Les risques de conflit ne sont pas pour autant écartés. La fête n'échappe pas aux déterminations plus amples qui peuvent conduire à l'affrontement. Au contraire, parce qu'elle est occasion de rencontre et qu'elle nécessite des formes d'organisation, elle est susceptible d'accélérer la maturation des crises. En ville, la violence peut être le fait de ruraux, attirés par les réjouissances, comme de mendiants, voire de bannis autorisés à rentrer chez eux pour quelques jours. Barbouillés, cachés sous les masques, les malintentionnés échappent facilement aux autorités.
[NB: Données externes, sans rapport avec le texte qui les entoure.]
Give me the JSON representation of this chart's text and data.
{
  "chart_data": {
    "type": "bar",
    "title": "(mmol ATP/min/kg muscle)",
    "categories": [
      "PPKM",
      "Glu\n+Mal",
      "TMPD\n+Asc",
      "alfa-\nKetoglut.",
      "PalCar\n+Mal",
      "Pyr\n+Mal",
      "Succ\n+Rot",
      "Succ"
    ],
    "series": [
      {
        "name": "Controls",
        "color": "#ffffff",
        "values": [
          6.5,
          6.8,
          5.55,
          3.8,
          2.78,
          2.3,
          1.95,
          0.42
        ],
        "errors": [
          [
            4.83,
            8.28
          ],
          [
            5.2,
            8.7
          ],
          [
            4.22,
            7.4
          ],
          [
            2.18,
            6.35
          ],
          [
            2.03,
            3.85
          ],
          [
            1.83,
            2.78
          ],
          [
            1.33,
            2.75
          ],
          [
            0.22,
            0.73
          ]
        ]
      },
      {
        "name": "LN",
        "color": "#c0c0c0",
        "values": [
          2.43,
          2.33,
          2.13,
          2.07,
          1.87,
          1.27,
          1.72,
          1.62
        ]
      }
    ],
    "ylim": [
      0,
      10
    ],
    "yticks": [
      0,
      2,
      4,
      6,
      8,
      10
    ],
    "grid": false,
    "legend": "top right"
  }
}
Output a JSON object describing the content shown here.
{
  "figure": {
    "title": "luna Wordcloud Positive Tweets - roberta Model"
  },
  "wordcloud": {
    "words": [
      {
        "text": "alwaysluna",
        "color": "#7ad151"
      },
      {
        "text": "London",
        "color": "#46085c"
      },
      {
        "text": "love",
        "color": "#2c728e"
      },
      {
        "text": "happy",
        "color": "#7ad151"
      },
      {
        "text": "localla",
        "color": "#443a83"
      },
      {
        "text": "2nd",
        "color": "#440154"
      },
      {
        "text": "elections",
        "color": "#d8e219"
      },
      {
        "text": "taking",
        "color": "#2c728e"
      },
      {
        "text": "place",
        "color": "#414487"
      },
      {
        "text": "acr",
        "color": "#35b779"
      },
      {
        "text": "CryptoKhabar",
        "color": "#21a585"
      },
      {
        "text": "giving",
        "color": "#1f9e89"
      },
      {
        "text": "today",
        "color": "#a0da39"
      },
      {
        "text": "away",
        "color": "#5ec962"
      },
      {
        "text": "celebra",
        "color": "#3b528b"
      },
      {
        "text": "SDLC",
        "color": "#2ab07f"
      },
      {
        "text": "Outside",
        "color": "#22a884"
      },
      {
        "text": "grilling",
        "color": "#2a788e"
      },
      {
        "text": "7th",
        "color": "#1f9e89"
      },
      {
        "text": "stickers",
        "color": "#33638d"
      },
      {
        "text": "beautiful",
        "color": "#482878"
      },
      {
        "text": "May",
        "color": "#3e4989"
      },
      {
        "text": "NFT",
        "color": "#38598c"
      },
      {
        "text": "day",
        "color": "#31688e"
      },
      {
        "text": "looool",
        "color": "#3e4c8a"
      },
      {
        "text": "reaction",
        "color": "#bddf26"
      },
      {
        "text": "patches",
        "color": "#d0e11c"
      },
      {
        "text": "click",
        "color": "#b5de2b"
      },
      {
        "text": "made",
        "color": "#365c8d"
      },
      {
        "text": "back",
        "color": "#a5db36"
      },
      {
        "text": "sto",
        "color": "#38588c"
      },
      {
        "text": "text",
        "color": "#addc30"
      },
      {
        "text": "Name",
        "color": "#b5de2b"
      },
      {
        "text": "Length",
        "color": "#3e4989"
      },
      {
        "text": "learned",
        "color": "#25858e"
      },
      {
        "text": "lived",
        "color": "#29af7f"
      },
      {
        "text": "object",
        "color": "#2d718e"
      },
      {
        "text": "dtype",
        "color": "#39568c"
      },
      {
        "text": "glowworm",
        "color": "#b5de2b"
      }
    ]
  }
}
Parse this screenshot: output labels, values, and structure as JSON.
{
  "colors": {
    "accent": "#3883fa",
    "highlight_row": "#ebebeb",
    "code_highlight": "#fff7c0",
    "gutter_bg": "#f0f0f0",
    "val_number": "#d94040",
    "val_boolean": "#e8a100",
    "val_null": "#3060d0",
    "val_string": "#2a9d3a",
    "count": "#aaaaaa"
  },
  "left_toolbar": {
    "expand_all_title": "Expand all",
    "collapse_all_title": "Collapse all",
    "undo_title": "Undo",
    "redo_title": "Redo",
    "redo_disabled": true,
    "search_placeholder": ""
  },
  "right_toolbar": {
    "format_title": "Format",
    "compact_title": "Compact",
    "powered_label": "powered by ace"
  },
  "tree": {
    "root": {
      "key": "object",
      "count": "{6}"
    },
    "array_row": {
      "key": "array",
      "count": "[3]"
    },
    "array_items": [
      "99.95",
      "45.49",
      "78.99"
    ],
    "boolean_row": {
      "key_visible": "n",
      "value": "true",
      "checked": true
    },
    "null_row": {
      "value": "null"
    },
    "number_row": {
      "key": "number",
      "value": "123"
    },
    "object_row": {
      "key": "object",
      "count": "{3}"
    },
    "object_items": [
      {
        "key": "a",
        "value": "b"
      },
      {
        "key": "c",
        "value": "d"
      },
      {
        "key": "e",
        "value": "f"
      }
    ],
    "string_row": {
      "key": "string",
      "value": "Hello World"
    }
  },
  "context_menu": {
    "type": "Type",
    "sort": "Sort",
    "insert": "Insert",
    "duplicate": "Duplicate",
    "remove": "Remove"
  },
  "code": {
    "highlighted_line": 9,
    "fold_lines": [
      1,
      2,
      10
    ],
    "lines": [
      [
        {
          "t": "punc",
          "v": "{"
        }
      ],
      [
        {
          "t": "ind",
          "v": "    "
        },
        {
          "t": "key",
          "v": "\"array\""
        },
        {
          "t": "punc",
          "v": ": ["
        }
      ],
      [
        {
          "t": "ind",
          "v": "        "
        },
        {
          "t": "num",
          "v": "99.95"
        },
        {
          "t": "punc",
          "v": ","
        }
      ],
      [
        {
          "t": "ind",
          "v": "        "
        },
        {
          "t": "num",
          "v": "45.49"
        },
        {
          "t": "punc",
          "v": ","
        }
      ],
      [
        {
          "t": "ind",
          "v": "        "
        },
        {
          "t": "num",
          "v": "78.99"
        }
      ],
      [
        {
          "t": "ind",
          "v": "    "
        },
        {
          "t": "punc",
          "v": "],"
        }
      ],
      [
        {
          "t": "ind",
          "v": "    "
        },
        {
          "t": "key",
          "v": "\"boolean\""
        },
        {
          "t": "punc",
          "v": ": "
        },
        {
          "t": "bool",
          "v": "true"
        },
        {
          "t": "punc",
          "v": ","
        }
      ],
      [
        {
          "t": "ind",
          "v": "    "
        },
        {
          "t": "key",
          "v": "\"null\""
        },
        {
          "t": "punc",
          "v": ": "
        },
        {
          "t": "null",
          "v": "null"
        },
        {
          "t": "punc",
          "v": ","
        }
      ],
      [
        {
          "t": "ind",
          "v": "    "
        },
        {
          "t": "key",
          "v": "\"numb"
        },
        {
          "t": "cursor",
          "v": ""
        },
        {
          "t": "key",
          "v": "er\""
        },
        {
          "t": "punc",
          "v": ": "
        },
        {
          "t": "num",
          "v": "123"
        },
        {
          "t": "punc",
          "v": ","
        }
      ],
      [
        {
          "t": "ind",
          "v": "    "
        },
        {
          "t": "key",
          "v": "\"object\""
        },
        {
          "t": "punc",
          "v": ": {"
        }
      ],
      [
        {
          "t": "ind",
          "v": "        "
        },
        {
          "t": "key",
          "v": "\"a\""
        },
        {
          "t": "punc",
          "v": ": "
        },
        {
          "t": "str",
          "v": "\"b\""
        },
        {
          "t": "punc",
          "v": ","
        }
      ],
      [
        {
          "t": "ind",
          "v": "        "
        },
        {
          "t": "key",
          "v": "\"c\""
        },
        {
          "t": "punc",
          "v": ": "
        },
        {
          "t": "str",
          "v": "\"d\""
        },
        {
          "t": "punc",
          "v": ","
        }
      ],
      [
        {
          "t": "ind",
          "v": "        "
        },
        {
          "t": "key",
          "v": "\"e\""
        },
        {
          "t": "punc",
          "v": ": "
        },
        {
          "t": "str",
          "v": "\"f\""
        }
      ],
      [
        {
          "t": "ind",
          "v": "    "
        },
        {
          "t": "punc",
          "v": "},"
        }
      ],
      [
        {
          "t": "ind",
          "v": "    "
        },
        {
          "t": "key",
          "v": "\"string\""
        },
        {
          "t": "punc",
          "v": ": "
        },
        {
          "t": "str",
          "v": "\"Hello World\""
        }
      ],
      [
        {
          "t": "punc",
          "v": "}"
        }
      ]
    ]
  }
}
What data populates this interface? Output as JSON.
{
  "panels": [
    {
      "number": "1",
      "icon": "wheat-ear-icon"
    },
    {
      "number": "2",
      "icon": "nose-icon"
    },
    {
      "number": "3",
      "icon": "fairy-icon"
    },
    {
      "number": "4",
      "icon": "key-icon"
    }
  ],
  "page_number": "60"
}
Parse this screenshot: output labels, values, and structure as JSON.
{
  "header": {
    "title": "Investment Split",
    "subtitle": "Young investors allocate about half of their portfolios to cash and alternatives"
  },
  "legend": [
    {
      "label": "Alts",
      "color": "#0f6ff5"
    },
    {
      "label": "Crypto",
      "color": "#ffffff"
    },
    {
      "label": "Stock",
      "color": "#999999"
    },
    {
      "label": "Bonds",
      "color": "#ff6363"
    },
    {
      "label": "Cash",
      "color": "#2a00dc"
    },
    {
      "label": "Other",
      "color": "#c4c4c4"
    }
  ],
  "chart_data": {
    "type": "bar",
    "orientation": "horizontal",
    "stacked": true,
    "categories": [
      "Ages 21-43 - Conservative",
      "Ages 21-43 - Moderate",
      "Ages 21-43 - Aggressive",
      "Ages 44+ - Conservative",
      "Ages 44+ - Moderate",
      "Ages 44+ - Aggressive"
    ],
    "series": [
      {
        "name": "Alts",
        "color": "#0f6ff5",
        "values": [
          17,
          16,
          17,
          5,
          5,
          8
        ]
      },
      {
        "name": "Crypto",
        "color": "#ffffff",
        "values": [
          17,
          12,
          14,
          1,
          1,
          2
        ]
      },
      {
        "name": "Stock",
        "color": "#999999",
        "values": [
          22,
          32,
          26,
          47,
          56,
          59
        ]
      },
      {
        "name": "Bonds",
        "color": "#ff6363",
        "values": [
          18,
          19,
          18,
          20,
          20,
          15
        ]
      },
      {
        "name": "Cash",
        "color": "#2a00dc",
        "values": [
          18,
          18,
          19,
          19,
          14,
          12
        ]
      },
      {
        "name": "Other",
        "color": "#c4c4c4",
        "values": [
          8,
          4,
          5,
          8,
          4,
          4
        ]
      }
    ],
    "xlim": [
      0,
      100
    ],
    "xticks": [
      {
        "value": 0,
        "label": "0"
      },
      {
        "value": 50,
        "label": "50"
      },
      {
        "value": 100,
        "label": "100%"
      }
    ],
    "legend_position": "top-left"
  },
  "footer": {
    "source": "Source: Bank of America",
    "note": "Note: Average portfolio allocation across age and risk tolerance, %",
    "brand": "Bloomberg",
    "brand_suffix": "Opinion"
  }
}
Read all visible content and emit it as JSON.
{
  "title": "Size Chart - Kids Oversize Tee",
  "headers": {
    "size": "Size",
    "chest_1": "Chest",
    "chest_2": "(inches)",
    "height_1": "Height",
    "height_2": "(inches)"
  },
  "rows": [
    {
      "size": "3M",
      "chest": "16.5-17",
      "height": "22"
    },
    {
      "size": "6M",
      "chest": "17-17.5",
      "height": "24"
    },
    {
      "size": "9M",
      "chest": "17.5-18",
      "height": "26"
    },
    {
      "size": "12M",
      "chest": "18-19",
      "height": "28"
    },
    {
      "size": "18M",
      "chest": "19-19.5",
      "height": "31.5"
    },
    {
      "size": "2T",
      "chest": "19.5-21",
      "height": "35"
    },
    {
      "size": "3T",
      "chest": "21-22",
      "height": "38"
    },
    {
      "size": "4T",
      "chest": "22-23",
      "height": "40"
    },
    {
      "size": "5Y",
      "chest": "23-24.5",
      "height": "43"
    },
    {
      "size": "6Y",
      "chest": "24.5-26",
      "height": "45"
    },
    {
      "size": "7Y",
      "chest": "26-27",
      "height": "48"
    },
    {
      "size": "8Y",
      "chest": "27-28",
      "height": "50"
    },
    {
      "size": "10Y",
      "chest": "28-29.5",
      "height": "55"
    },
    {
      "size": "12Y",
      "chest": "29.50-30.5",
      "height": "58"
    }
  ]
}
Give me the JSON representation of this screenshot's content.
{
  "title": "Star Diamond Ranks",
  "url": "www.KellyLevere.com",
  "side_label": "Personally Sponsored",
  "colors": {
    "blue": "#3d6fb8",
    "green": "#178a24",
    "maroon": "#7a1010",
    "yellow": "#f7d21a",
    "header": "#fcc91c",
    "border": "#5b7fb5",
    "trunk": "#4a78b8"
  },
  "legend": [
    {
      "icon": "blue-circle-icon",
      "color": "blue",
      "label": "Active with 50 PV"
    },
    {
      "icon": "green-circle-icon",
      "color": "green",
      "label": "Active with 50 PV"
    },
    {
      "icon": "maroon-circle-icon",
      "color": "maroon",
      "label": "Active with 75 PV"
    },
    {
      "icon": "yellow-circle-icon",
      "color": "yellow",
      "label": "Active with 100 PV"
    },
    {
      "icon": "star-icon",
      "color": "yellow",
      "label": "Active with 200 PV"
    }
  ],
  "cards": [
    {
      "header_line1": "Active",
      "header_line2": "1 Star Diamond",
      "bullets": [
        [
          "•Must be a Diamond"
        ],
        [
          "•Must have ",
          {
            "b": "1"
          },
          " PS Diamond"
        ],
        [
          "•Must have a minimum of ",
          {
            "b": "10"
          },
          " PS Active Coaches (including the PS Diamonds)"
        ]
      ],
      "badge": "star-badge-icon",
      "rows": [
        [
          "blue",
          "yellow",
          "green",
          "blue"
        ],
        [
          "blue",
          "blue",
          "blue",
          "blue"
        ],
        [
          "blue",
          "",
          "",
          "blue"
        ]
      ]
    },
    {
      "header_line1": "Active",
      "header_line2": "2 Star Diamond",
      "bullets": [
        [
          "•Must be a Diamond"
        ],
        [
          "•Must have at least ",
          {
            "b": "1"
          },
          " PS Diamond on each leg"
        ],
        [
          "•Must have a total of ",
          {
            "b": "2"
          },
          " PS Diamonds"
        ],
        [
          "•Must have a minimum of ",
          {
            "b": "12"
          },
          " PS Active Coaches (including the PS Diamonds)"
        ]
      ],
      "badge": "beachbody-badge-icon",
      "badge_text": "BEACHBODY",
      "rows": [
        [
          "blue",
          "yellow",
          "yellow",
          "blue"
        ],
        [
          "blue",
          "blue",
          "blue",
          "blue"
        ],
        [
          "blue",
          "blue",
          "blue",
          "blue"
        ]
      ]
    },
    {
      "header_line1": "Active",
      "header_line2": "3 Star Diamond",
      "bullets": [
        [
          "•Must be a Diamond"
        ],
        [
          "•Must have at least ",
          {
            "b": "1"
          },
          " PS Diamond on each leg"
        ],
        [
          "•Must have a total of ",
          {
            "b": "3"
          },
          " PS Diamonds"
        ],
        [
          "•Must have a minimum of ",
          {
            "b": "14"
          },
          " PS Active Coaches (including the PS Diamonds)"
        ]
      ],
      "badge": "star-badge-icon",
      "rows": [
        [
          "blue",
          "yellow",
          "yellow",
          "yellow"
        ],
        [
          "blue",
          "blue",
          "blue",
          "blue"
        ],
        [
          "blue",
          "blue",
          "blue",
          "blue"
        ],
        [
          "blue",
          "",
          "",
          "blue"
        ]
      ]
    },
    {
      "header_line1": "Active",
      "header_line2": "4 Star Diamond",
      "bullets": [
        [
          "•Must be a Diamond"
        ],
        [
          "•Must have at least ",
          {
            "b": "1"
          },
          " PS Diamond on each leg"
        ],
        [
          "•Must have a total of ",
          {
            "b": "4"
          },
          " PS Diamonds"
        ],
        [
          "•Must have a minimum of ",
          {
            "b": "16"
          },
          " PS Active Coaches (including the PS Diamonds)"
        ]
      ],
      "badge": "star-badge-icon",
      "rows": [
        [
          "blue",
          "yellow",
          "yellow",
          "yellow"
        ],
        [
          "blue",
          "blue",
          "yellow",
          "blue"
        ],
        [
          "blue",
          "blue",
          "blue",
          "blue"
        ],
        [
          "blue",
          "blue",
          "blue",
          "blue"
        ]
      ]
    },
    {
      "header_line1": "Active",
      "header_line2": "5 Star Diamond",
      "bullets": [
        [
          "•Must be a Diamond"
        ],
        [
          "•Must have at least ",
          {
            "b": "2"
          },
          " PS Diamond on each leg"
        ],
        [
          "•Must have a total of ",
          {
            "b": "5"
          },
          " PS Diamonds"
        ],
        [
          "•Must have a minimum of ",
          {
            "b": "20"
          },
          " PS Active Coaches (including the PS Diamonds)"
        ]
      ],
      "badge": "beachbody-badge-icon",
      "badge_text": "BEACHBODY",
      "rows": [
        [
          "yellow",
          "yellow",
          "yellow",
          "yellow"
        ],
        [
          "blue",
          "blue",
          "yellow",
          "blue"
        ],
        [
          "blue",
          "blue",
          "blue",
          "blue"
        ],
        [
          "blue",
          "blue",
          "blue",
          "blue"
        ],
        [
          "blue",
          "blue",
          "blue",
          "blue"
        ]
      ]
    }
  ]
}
Telle qu'elle s'est construite dans la culture médiévale, la fête heurte de plus en plus les exigences de rationalité des élites. Dans le même temps, le système festif doit répondre à l'évolution des attentes de ceux qui longtemps l'ont porté.

Les fêtes contemporaines

La fête traditionnelle menacée.

• L'hostilité aux fêtes vient de loin. Si le clergé médiéval participe à la culture festive ancienne - on le constate avec la fête des fous -, en même temps, il s'efforce de noyer les restes de paganisme dans des célébrations chrétiennes. Au XVIe siècle, l'offensive vient aussi des autorités politiques : elles se soucient en Flandre de limiter le nombre des convives aux banquets des fêtes privées ! Ce siècle est surtout marqué par la Réforme, hostile aux cultes païens autant qu'aux fêtes de l'Église romaine. Là où elle triomphe, Carnaval disparaît. Pour lui faire pièce, on n'est donc pas mécontent d'user, dans un premier temps, de ces formes festives qui l'irritent. L'ambiguïté toutefois, ne dure pas. Au XVIIe siècle, l'Église combat Carnaval, et les évêques suppriment des fêtes du calendrier, ou les repoussent au prochain dimanche pour les banaliser. Les Lumières prennent le relais : continuité assez rare pour être soulignée ! La critique de la superstition vise avec une sévérité accrue ces manifestations « gothiques ». La fête décrite par les érudits est dénoncée pour l'oisiveté qu'elle engendre et pour son mauvais goût. Jean-Jacques Rousseau rêve, lui, d'une autre fête, imitée d'une Antiquité simple et vertueuse.